The effects of volume and hydrophobicity on V₅₀. The three-dimensional plots among V₅₀, [Ca²⁺]_i, and volume (A) or hydrophobicity (B) are plotted for each mutant. The values of volume (ų)/hydrophobicity (arbitrary units) are: 89/−0.55 for serine, 108.5/0.17 for cysteine, 140/0.91 for valine, 143.8/−0.91 for glutamine, 166.7/1.25 for isoleucine, 166.7/1.22 for leucine, 189.9/1.92 for phenylalanine, and 227.8/0.5 for tryptophan (26, 27).

How Can Intersubunit Coupling Structure Keep the BK Channel Pore Closed?

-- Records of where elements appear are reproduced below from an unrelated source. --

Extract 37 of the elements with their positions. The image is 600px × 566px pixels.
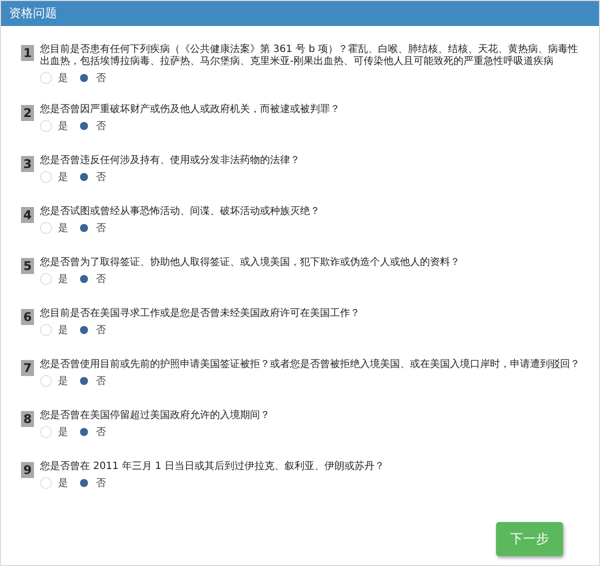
question-text: 您目前是否患有任何下列疾病（《公共健康法案》第 361 号 b 项）？霍乱、白喉、肺结核、结核、天花、黄热病、病毒性出血热，包括埃博拉病毒、拉萨热、马尔堡病、克里米亚-刚果出血热、可传染他人且可能致死的严重急性呼吸道疾病 <box>40 44 580 68</box>
radio-option[interactable]: 否 <box>78 272 106 286</box>
radio-option[interactable]: 是 <box>40 476 68 490</box>
question-text: 您是否曾为了取得签证、协助他人取得签证、或入境美国，犯下欺诈或伪造个人或他人的资料？ <box>40 257 461 269</box>
question-number: 6 <box>21 309 34 325</box>
question-number: 8 <box>21 411 34 427</box>
question-text: 您是否曾在 2011 年三月 1 日当日或其后到过伊拉克、叙利亚、伊朗或苏丹？ <box>40 461 386 473</box>
radio-option[interactable]: 否 <box>78 425 106 439</box>
question-text: 您是否曾在美国停留超过美国政府允许的入境期间？ <box>40 410 271 422</box>
radio-option[interactable]: 是 <box>40 425 68 439</box>
radio-option[interactable]: 否 <box>78 170 106 184</box>
question-number: 2 <box>21 105 34 121</box>
radio-option[interactable]: 是 <box>40 221 68 235</box>
radio-option[interactable]: 是 <box>40 374 68 388</box>
radio-option[interactable]: 否 <box>78 119 106 133</box>
question-text: 您是否试图或曾经从事恐怖活动、间谍、破坏活动或种族灭绝？ <box>40 206 321 218</box>
question-number: 4 <box>21 207 34 223</box>
radio-option[interactable]: 是 <box>40 323 68 337</box>
radio-option[interactable]: 是 <box>40 119 68 133</box>
radio-option[interactable]: 是 <box>40 272 68 286</box>
header-bar: 资格问题 <box>1 1 599 26</box>
question-text: 您目前是否在美国寻求工作或是您是否曾未经美国政府许可在美国工作？ <box>40 308 361 320</box>
radio-option[interactable]: 否 <box>78 476 106 490</box>
radio-option[interactable]: 否 <box>78 323 106 337</box>
question-number: 5 <box>21 258 34 274</box>
question-text: 您是否曾违反任何涉及持有、使用或分发非法药物的法律？ <box>40 155 301 167</box>
radio-option[interactable]: 否 <box>78 221 106 235</box>
question-number: 7 <box>21 360 34 376</box>
question-text: 您是否曾因严重破坏财产或伤及他人或政府机关，而被逮或被判罪？ <box>40 104 341 116</box>
question-text: 您是否曾使用目前或先前的护照申请美国签证被拒？或者您是否曾被拒绝入境美国、或在美国入境口岸时，申请遭到驳回？ <box>40 359 581 371</box>
question-number: 3 <box>21 156 34 172</box>
radio-option[interactable]: 否 <box>78 374 106 388</box>
question-number: 1 <box>21 45 34 61</box>
radio-option[interactable]: 否 <box>78 71 106 85</box>
radio-option[interactable]: 是 <box>40 71 68 85</box>
radio-option[interactable]: 是 <box>40 170 68 184</box>
question-number: 9 <box>21 462 34 478</box>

Among the Leu-312 mutations, only L312F can also maintain the G-V curves similar to that of WT mSlo1 probably because of the strong π-π interaction between two aromatic rings. Although isoleucine lacks one methyl at the end of its side chain compared with leucine side chain, its hydrophobicity is similar to that of leucine. However, such a tiny difference makes Ile-312 unable to form a tight interaction with Phe-315 and leads to significant changes in gating. Just because of limitations in the length, symmetry, and hydrophobicity of side chains, Leu-312 mutations such as cysteine, glutamine, serine, and valine residues could seriously disrupt the intersubunit coupling structure and lead to an ostensible “leak” current. In addition, the aromatic ring of the amino acid Phe-315 is equally essential to keep the regular structure and function of BK channels. Such importance was demonstrated by the glutamine substitution F315Q, which also led to a “permanently-open,” Ca²⁺-insensitive channel. Therefore, the L-F structure of mSlo1 provides a model for us to gain an insight into the intersubunit coupling function in BK-type channels.

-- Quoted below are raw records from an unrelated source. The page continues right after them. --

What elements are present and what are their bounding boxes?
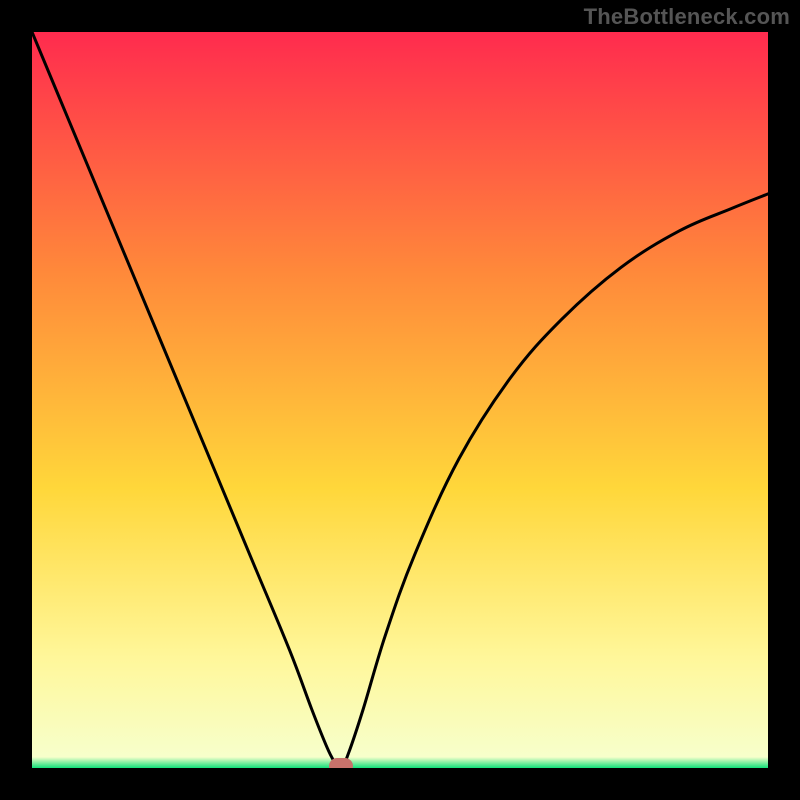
chart-frame: TheBottleneck.com (0, 0, 800, 800)
attribution-text: TheBottleneck.com (584, 4, 790, 30)
chart-svg (32, 32, 768, 768)
gradient-background (32, 32, 768, 768)
plot-area (32, 32, 768, 768)
optimum-marker (329, 758, 353, 768)
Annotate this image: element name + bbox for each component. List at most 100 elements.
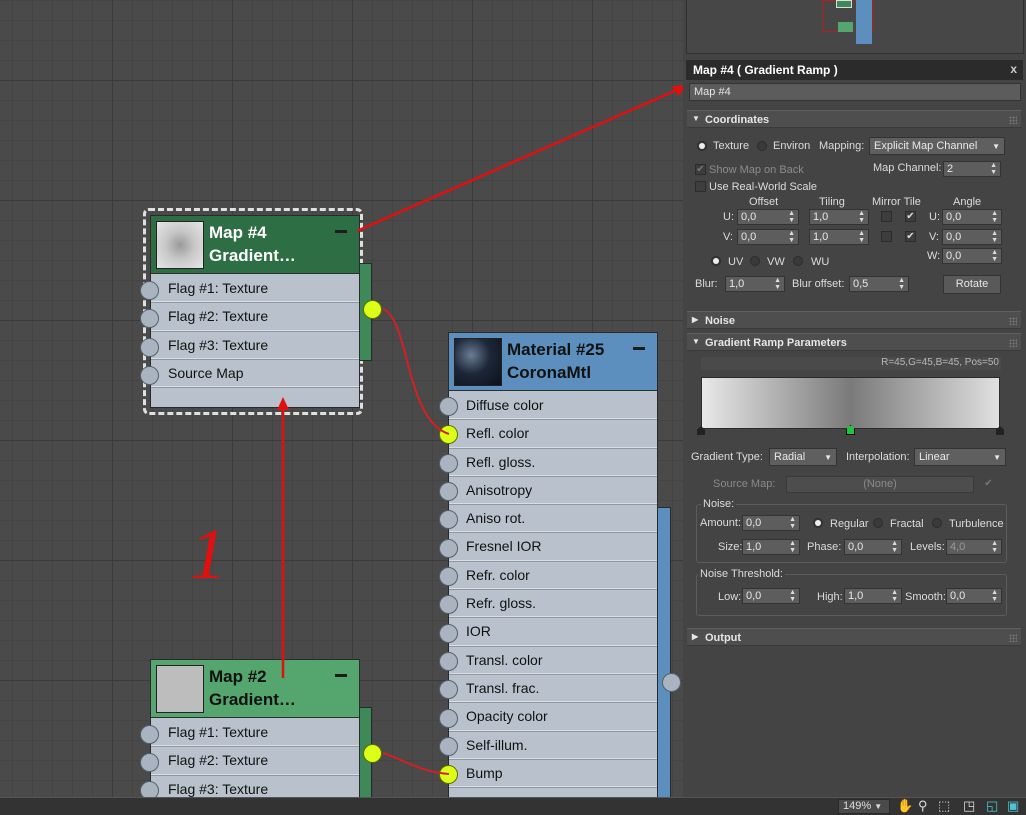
checkbox-tile-u[interactable]: ✔: [905, 211, 916, 222]
mapping-dropdown[interactable]: Explicit Map Channel ▼: [869, 137, 1005, 155]
input-socket[interactable]: [439, 737, 458, 756]
zoom-region-icon[interactable]: ⬚: [938, 798, 950, 814]
slot-flag1[interactable]: Flag #1: Texture: [151, 274, 359, 303]
slot-refl-gloss[interactable]: Refl. gloss.: [449, 448, 657, 476]
radio-vw[interactable]: [750, 256, 760, 266]
spinner-arrows-icon[interactable]: ▲ ▼: [858, 230, 865, 244]
amount-spinner[interactable]: 0,0 ▲ ▼: [742, 515, 800, 531]
rollout-noise[interactable]: ▶ Noise: [687, 311, 1021, 329]
slot-refr-color[interactable]: Refr. color: [449, 561, 657, 590]
spinner-arrows-icon[interactable]: ▲ ▼: [891, 540, 898, 554]
input-socket[interactable]: [140, 281, 159, 300]
spinner-arrows-icon[interactable]: ▲ ▼: [991, 210, 998, 224]
slot-flag3[interactable]: Flag #3: Texture: [151, 331, 359, 359]
output-socket[interactable]: [363, 744, 382, 763]
input-socket[interactable]: [439, 680, 458, 699]
map-name-field[interactable]: Map #4: [689, 83, 1021, 101]
input-socket[interactable]: [140, 725, 159, 744]
material25-node[interactable]: Material #25 CoronaMtl Diffuse color Ref…: [448, 332, 658, 797]
slot-ior[interactable]: IOR: [449, 617, 657, 646]
zoom-all-icon[interactable]: ▣: [1007, 798, 1019, 814]
spinner-arrows-icon[interactable]: ▲ ▼: [788, 210, 795, 224]
minimize-icon[interactable]: [335, 674, 347, 677]
zoom-selected-icon[interactable]: ◱: [986, 798, 998, 814]
input-socket[interactable]: [439, 397, 458, 416]
checkbox-mirror-u[interactable]: [881, 211, 892, 222]
spinner-arrows-icon[interactable]: ▲ ▼: [774, 277, 781, 291]
map4-node[interactable]: Map #4 Gradient… Flag #1: Texture Flag #…: [150, 215, 360, 408]
rotate-button[interactable]: Rotate: [943, 275, 1001, 294]
spinner-arrows-icon[interactable]: ▲ ▼: [991, 589, 998, 603]
input-socket[interactable]: [140, 338, 159, 357]
spinner-arrows-icon[interactable]: ▲ ▼: [991, 540, 998, 554]
slot-flag1[interactable]: Flag #1: Texture: [151, 718, 359, 747]
offset-v-spinner[interactable]: 0,0 ▲ ▼: [737, 229, 799, 245]
radio-fractal[interactable]: [873, 518, 883, 528]
interpolation-dropdown[interactable]: Linear ▼: [914, 448, 1006, 466]
input-socket[interactable]: [140, 366, 159, 385]
gradient-type-dropdown[interactable]: Radial ▼: [769, 448, 837, 466]
input-socket[interactable]: [439, 510, 458, 529]
slot-opacity-color[interactable]: Opacity color: [449, 702, 657, 731]
input-socket[interactable]: [439, 709, 458, 728]
input-socket[interactable]: [439, 539, 458, 558]
minimize-icon[interactable]: [633, 347, 645, 350]
slot-refr-gloss[interactable]: Refr. gloss.: [449, 589, 657, 618]
spinner-arrows-icon[interactable]: ▲ ▼: [991, 249, 998, 263]
slot-source-map[interactable]: Source Map: [151, 359, 359, 388]
zoom-dropdown[interactable]: 149% ▼: [838, 799, 890, 814]
radio-regular[interactable]: [813, 518, 823, 528]
slot-transl-frac[interactable]: Transl. frac.: [449, 674, 657, 703]
slot-flag2[interactable]: Flag #2: Texture: [151, 302, 359, 331]
radio-turbulence[interactable]: [932, 518, 942, 528]
rollout-gradient-ramp[interactable]: ▼ Gradient Ramp Parameters: [687, 333, 1021, 351]
slot-aniso-rot[interactable]: Aniso rot.: [449, 504, 657, 533]
input-socket-bump[interactable]: [439, 765, 458, 784]
close-icon[interactable]: x: [1010, 62, 1017, 76]
slot-flag2[interactable]: Flag #2: Texture: [151, 746, 359, 775]
tiling-v-spinner[interactable]: 1,0 ▲ ▼: [809, 229, 869, 245]
low-spinner[interactable]: 0,0 ▲ ▼: [742, 588, 800, 604]
radio-texture[interactable]: [697, 141, 707, 151]
rollout-coordinates[interactable]: ▼ Coordinates: [687, 110, 1021, 128]
smooth-spinner[interactable]: 0,0 ▲ ▼: [946, 588, 1002, 604]
map4-header[interactable]: Map #4 Gradient…: [151, 216, 359, 274]
blur-offset-spinner[interactable]: 0,5 ▲ ▼: [849, 276, 909, 292]
spinner-arrows-icon[interactable]: ▲ ▼: [789, 589, 796, 603]
source-map-button[interactable]: (None): [786, 476, 974, 493]
checkbox-real-world-scale[interactable]: [695, 181, 706, 192]
material25-header[interactable]: Material #25 CoronaMtl: [449, 333, 657, 391]
slot-fresnel-ior[interactable]: Fresnel IOR: [449, 532, 657, 561]
input-socket[interactable]: [140, 753, 159, 772]
input-socket[interactable]: [439, 595, 458, 614]
map2-header[interactable]: Map #2 Gradient…: [151, 660, 359, 718]
input-socket[interactable]: [140, 781, 159, 797]
slot-flag3[interactable]: Flag #3: Texture: [151, 775, 359, 797]
angle-w-spinner[interactable]: 0,0 ▲ ▼: [942, 248, 1002, 264]
input-socket[interactable]: [439, 624, 458, 643]
input-socket[interactable]: [439, 567, 458, 586]
spinner-arrows-icon[interactable]: ▲ ▼: [991, 230, 998, 244]
minimize-icon[interactable]: [335, 230, 347, 233]
slot-transl-color[interactable]: Transl. color: [449, 646, 657, 674]
hand-pan-icon[interactable]: ✋: [897, 798, 913, 814]
map-channel-spinner[interactable]: 2 ▲ ▼: [943, 161, 1001, 177]
input-socket[interactable]: [439, 482, 458, 501]
spinner-arrows-icon[interactable]: ▲ ▼: [891, 589, 898, 603]
spinner-arrows-icon[interactable]: ▲ ▼: [789, 540, 796, 554]
slot-diffuse-color[interactable]: Diffuse color: [449, 391, 657, 420]
checkbox-show-map-on-back[interactable]: ✔: [695, 164, 706, 175]
spinner-arrows-icon[interactable]: ▲ ▼: [858, 210, 865, 224]
node-editor-canvas[interactable]: Map #4 Gradient… Flag #1: Texture Flag #…: [0, 0, 683, 797]
spinner-arrows-icon[interactable]: ▲ ▼: [789, 516, 796, 530]
high-spinner[interactable]: 1,0 ▲ ▼: [844, 588, 902, 604]
checkbox-tile-v[interactable]: ✔: [905, 231, 916, 242]
size-spinner[interactable]: 1,0 ▲ ▼: [742, 539, 800, 555]
radio-uv[interactable]: [711, 256, 721, 266]
material-output-socket[interactable]: [662, 673, 681, 692]
spinner-arrows-icon[interactable]: ▲ ▼: [788, 230, 795, 244]
phase-spinner[interactable]: 0,0 ▲ ▼: [844, 539, 902, 555]
levels-spinner[interactable]: 4,0 ▲ ▼: [946, 539, 1002, 555]
spinner-arrows-icon[interactable]: ▲ ▼: [898, 277, 905, 291]
zoom-icon[interactable]: ⚲: [918, 798, 928, 814]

How Do Leu-312 Mutations Eliminate Ca²⁺ Sensitivity?

In terms of the allosteric model of BK channel gating, it is impossible to account for a complete lack of Ca²⁺ sensitivity, as observed for L312C, L312V, L312S, L312Q, without reducing the allosteric factor C to unity or increasing the Ca²⁺ dissociation constants (K_C, K_O) far above the experimental range (2 mm). Thus, these mutations may disrupt interactions between Ca²⁺ sensors and the gate. Likewise, a decoupling of voltage sensors from the gating could cause the apparent two-state behavior in single-channel kinetics of L312S. However, an interesting alternative possibility is that, by disrupting interaction of Leu-312 with Phe-315, mutations such as L312S cause the pore gate to be permanently opened, and the residual flickering closings observed at negative voltages represent a property of the selectivity filter. In this way the channel could become Ca²⁺-insensitive without requiring that Ca²⁺ sensors become decoupled from the pore gate. Rather, the influence of Ca²⁺ and voltage sensors may be reduced because the open probability of the pore gate is saturated.